I'm going to start this post with a quote from one of my favorite songs - Don Henley's "Boys of Summer."
Nobody on the road
Nobody on the beach
I feel it in the air
The summer’s out of reach*
(*I admit that the first time I heard this song was the Ataris version of it, which came out in 2003. I remember this because it first reminded me of the 2003 Red Sox a.k.a. the Cowboy Up Sox.)
Yes, summer has expired. I made it to the Narragansett Town Beach only thrice, undertook six credits of summer classes, took many a trip to Fox Point to watch the Guatemalan and Mexican soccer leagues, and finally saw the Revolution beat Houston with hardware on the line. It was a busy season indeed.
While I was buried in coursework, the Revs kicked summer off with a 2-1 loss at Real Salt Lake on June 21st, and finished up with a 1-1 draw to Colorado on Saturday. In between, they got tired. Their defense of the U.S. Open Cup Championship evaporated when they lost 3-1 to D.C. United, this year's eventual champs. They were throttled by Joe Public FC 6-1 on aggregate in CONCACAF Champions League.
It was a tough three months, jam-packed with fixtures for the Revs. Kenny Mansally, Kheli Dube, Matt Reis, Taylor Twellman and Steve Ralston got hurt. Doug Warren made his first start in three years. Shalrie Joseph started a blog.
It's hard to imagine any other MLS club more thrilled than the Revs that summer is finally over.
I watched the Final Game at Yankee Stadium last night with a surprising deal of sadness. As a Red Sox fan, I never thought I'd care that Yankee Stadium, the place where many of my baseball dreams wasted away, would soon be taken behind the barn and shot. But in recent years, I experienced a growing appreciation for the Stadium, especially once I learned that soccer was played there going back to the 1930s.
Anywho, this week's issue of Sports Illustrated featured a fantastic piece on Yankee Stadium by Tom Verducci, who eloquently opened it with the following:
I am dying.
It's O.K. You need not feel sorry for me. I have lived a full life. I was born in 1923, the same year as Maria Callas, Charlton Heston, Roy Lichtenstein and Norman Mailer. All are gone now. They did well in the time with which they were graced to strut about the stage. I'd like to think I have done likewise.
Besides, I really haven't been myself since 1973, when they cut me clean open and for two years rearranged most of my vital organs (even the one that nimble-fingered Eddie Layton used to play), removed some of them and put me back together in such a way that I looked nothing like I did before. Picture Jocelyn Wildenstein at 85 and you get the idea.

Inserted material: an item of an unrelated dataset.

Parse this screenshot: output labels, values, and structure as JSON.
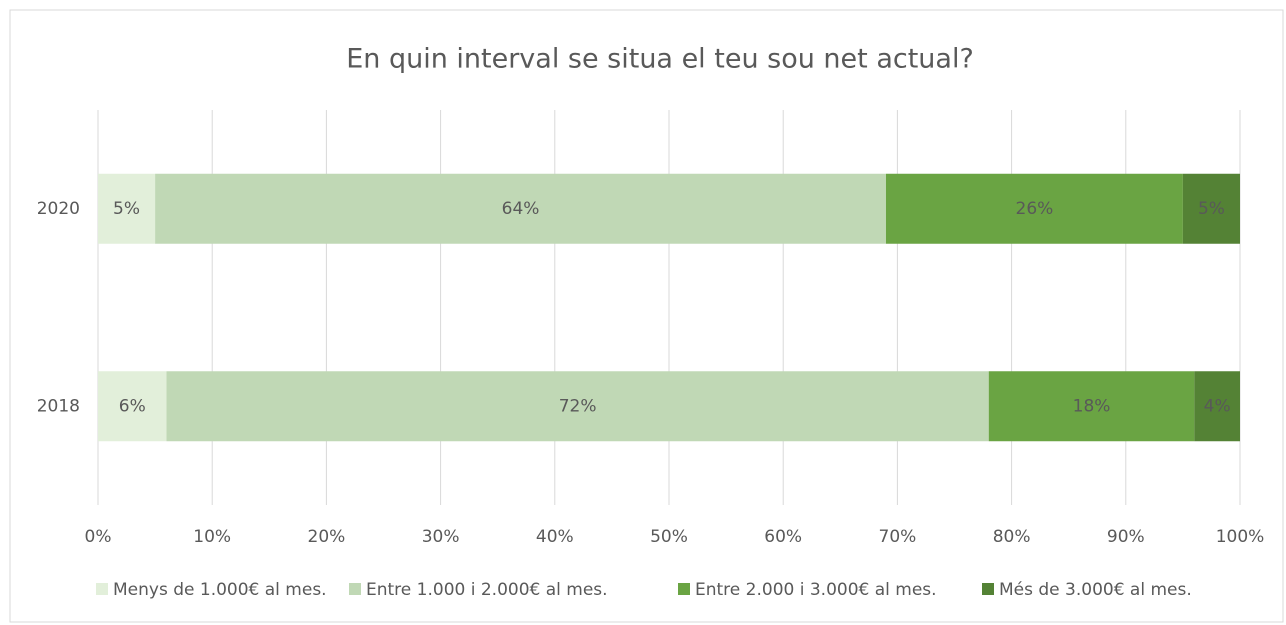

See, we're just like you, only without the bother of the respiratory and circulatory apparatus. We buildings have a life span too. Time is the undefeated antagonist that takes on all comers. We age and crack and wrinkle and, yes, ultimately die.*
(*Wow. That is some writing.)
Many, many, MANY people forget that Yankee Stadium hosted soccer back in the day. In the 1931, the "other" New York Yankees (American Soccer League) hosted the Glasgow Celtics, and lost 4-1. Pele and Eusebio squared off when Santos and Benfica, respectively, played to a 3-3 draw on September 1, 1968. The New York Cosmos, perhaps the most recognizable American soccer club ever, played the final soccer game at Yankee Stadium on August 10, 1976 against the Miami Toros. It was one for the ages: Giorgio Chinaglia scored five goals - yes, five - and Pele added a pair, including one of the rare bicycle kick variety en route to the Cosmos 8-2 goal-scoring extravaganza.
In August, I traveled to the Stadium so that I could get a first-hand glimpse of The House that Ruth built. It was breathtaking. While I easily imagined the Babe, Joltin' Joe, Yogi, and The Ironman all running along the basepaths, I also stepped back to ascertain the configuration of the soccer pitch.
Ah, there it was.
I could see the Black Pearl, dribbling the ball somewhere in the outfield grass, and cracking a shot from distance. I could imagine Shep Messing, with his wild mane, sprawling to make a save. I could see people who loved soccer thrilled to see it at the same place their baseball and football heroes played.
This was all before my time - but it must have been an exciting time. Pele attracted the crowds like no other soccer player had in American history. People - alot of people - were excited about the sport for the first time when the Cosmos played in Yankee Stadium. Sure, the club wasn't there for long. They would move on to the Meadowlands in 1977 to accomodate the insanely large 70,000+ capacity crowds.
Soccer at Yankee Stadium must have been something extraordinary. The World's Game being played in what many dub "the greatest sports venue in the western hemisphere."
What a sight. I only wish I could have seen it.